А еще Ганс знает, что он прав. Однообразная домашняя жизнь, которая делает Инге такой несчастной, погубит Софи – с ее стремлением к созиданию и жаждой знаний. Ганс знает это, но все равно сидит сейчас у окна и смотрит на заснеженный соседский сад, задумчиво прикусив ноготь. На рождественских каникулах он находился в приподнятом настроении и предвкушал перемены, хотел сделать первый шаг к чему-нибудь и чувствовал, что серьезность Софи может оказаться тем, чего так не хватает ему и Алексу. Однако сейчас его настроение испортилось, и он думает: почему именно Софи? Почему не Вернер, с которым они в детстве делили комнату и уже тогда хорошо ладили? Почему не Инге? Да, почему ей не приехать? Ганс мог рассказать Инге что угодно – она держала все его тайны при себе. А когда отец злился, Инге всегда вставала на сторону Ганса. И Гитлера, но сейчас он предпочитает об этом забыть. Ганс думает о Софи и ее попытках его образумить – сестренке не нравится, что Ганс вечно гуляет с девчонками, а ведь она знает далеко не о всех его похождениях! Говоря языком философии, Софи можно было бы назвать ригористом – человеком, который строг к себе и столь же строг к другим. Ганса это в ней, конечно, восхищает – когда она применяет свои моральные нормы не к нему.

Из задумчивости Ганса выводит металлический привкус на языке, и только через секунду приходит боль. Ганс прикусил ноготь настолько, что пошла кровь. Громко выругавшись, он встает и подходит к столу, в одном из ящиков которого хранятся пластырь и бинт. Пока он стоит там, нагнувшись над столом, засунув одну руку в ящик, а другую – неловко подняв, чтобы ничего не запачкать кровью, он вдруг думает: как же хорошо, если рядом кто-то есть. Несмотря ни на что. Хорошо, если рядом кто-то есть, когда в душе Ганса наступает осень, кто-то, кто знает все черты его характера – особенно плохие. Кто-то, кто может поддержать. Кто-то вроде Софи.

Ганс находит пластырь, торопливо наклеивает на палец – впрочем, ранка совсем крохотная и кровь уже засохла. Потом берет ручку и пишет матери: «Я настаиваю на том, чтобы сестренка как можно скорее приехала ко мне в Мюнхен. Во время рождественских каникул я подробно изложил свое мнение на этот счет, с тех пор оно не изменилось. Софи нельзя отказывать в учебе. С наилучшими пожеланиями, Ганс». И приписка: «Мы пойдем друг другу на пользу». Он кладет письмо в конверт, пишет на нем адрес, надевает пальто и сапоги.

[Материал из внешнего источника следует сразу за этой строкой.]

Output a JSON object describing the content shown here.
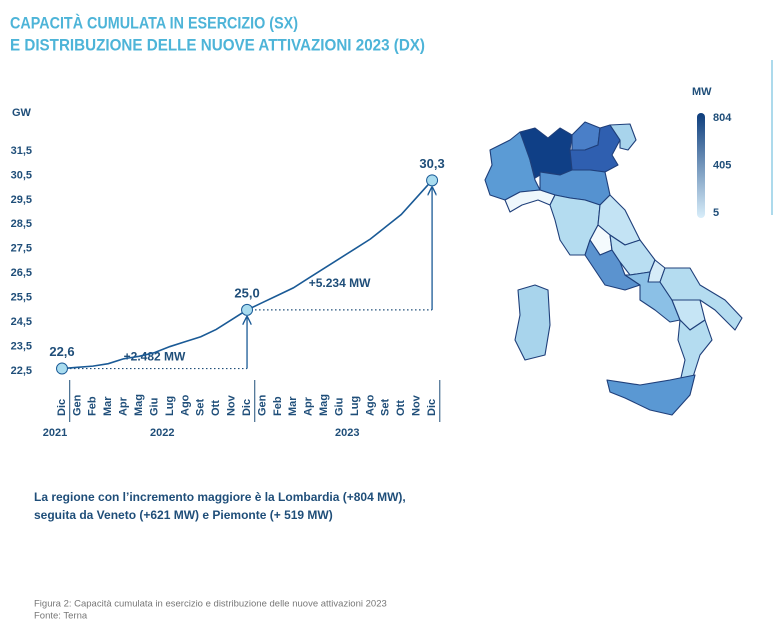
{
  "header": {
    "title_lines": [
      "CAPACITÀ CUMULATA IN ESERCIZIO (SX)",
      "E DISTRIBUZIONE DELLE NUOVE ATTIVAZIONI 2023 (DX)"
    ]
  },
  "chart_data": {
    "type": "line",
    "y_label": "GW",
    "categories": [
      "Dic",
      "Gen",
      "Feb",
      "Mar",
      "Apr",
      "Mag",
      "Giu",
      "Lug",
      "Ago",
      "Set",
      "Ott",
      "Nov",
      "Dic",
      "Gen",
      "Feb",
      "Mar",
      "Apr",
      "Mag",
      "Giu",
      "Lug",
      "Ago",
      "Set",
      "Ott",
      "Nov",
      "Dic"
    ],
    "years": [
      {
        "label": "2021",
        "start": 0,
        "end": 0
      },
      {
        "label": "2022",
        "start": 1,
        "end": 12
      },
      {
        "label": "2023",
        "start": 13,
        "end": 24
      }
    ],
    "series": [
      {
        "name": "Capacità cumulata",
        "color": "#1a5a96",
        "values": [
          22.6,
          22.65,
          22.7,
          22.8,
          23.0,
          23.1,
          23.25,
          23.5,
          23.7,
          23.9,
          24.2,
          24.6,
          25.0,
          25.3,
          25.6,
          25.9,
          26.3,
          26.7,
          27.1,
          27.5,
          27.9,
          28.4,
          28.9,
          29.6,
          30.3
        ],
        "value_labels": [
          "22,6",
          null,
          null,
          null,
          null,
          null,
          null,
          null,
          null,
          null,
          null,
          null,
          "25,0",
          null,
          null,
          null,
          null,
          null,
          null,
          null,
          null,
          null,
          null,
          null,
          "30,3"
        ]
      }
    ],
    "ylim": [
      22.5,
      31.5
    ],
    "yticks": [
      {
        "value": 22.5,
        "label": "22,5"
      },
      {
        "value": 23.5,
        "label": "23,5"
      },
      {
        "value": 24.5,
        "label": "24,5"
      },
      {
        "value": 25.5,
        "label": "25,5"
      },
      {
        "value": 26.5,
        "label": "26,5"
      },
      {
        "value": 27.5,
        "label": "27,5"
      },
      {
        "value": 28.5,
        "label": "28,5"
      },
      {
        "value": 29.5,
        "label": "29,5"
      },
      {
        "value": 30.5,
        "label": "30,5"
      },
      {
        "value": 31.5,
        "label": "31,5"
      }
    ],
    "annotations": [
      {
        "text": "+2.482 MW",
        "from": 0,
        "to": 12
      },
      {
        "text": "+5.234 MW",
        "from": 12,
        "to": 24
      }
    ],
    "marker_color": "#a9dcef"
  },
  "map": {
    "legend_title": "MW",
    "min": 5,
    "max": 804,
    "ticks": [
      5,
      405,
      804
    ],
    "colors": [
      "#d9eefa",
      "#0d3d7c"
    ]
  },
  "note_lines": [
    "La regione con l’incremento maggiore è la Lombardia (+804 MW),",
    "seguita da Veneto (+621 MW) e Piemonte (+ 519 MW)"
  ],
  "caption_lines": [
    "Figura 2: Capacità cumulata in esercizio e distribuzione delle nuove attivazioni 2023",
    "Fonte: Terna"
  ]
}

За окном до сих пор лютая зима, мороз, и страшно даже представить, каково сейчас на Восточном фронте. Где там сейчас Фриц, так называемый жених Софи? Ганс не слишком хорошо знает этого Фрица – они никогда особо не общались, пусть даже ходили в одну школу. Однако в те немногие разы, когда им довелось перекинуться словечком, Фриц всегда казался славным парнем, даже разумным – и чего связался с нацистами? И тут Ганс вспоминает свои офицерские брюки – хорошие, дорогие брюки, купленные всего за несколько недель до Рождества, которое ему пришлось провести в тюрьме вдали от семьи, и при мысли об этих брюках у Ганса вырывается горький смешок. Он опускает письмо матери в ближайший почтовый ящик – теперь назад дороги нет.

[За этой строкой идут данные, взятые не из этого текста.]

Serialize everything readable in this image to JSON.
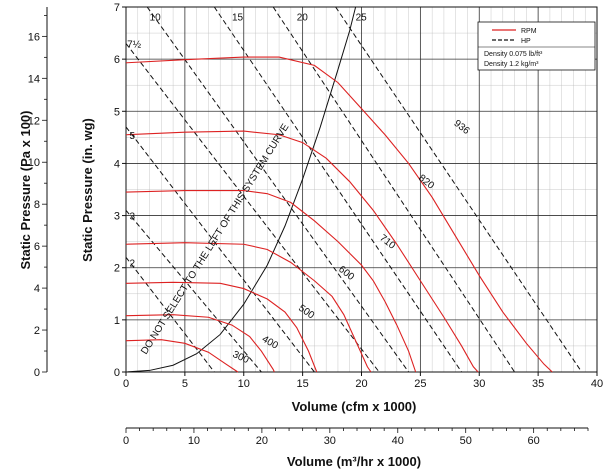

Ганс договорился встретиться с Алексом во второй половине дня – вместе они хотят прогуляться в лесу Перлахер-Форст. О каком-то определенном времени не уславливались: так сложилось, что они всегда приходят примерно в одно и то же время независимо от того, куда и зачем. Наверное, поэтому говорят, что некоторые люди живут в одном ритме, словно часы.

И действительно: подойдя к тропинке, Ганс видит двоих – да, двоих человек, приближающихся с противоположной стороны. Алекса легко узнать по странной меховой шапке и размашистой, пружинистой, несмотря на глубокий снег, походке. Другой человек одет в форму, и Ганс узнает его только тогда, когда они подходят чуть ближе: это Кристель, старый школьный друг Алекса, брат Ангели. У обоих во рту трубки, но дым выходит только изо рта Алекса.

– Я бросил курить, – говорит Кристель вместо приветствия.

Алекс смеется:

– Но от трубки все равно не отказывается. Мол, так воздерживаться легче.

– Ты уже вернулся из…? – удивляется Ганс и чувствует неловкость из-за того, что даже не может вспомнить, куда сослали Кристеля. В любом случае, куда-то далеко – слишком далеко для семейного человека.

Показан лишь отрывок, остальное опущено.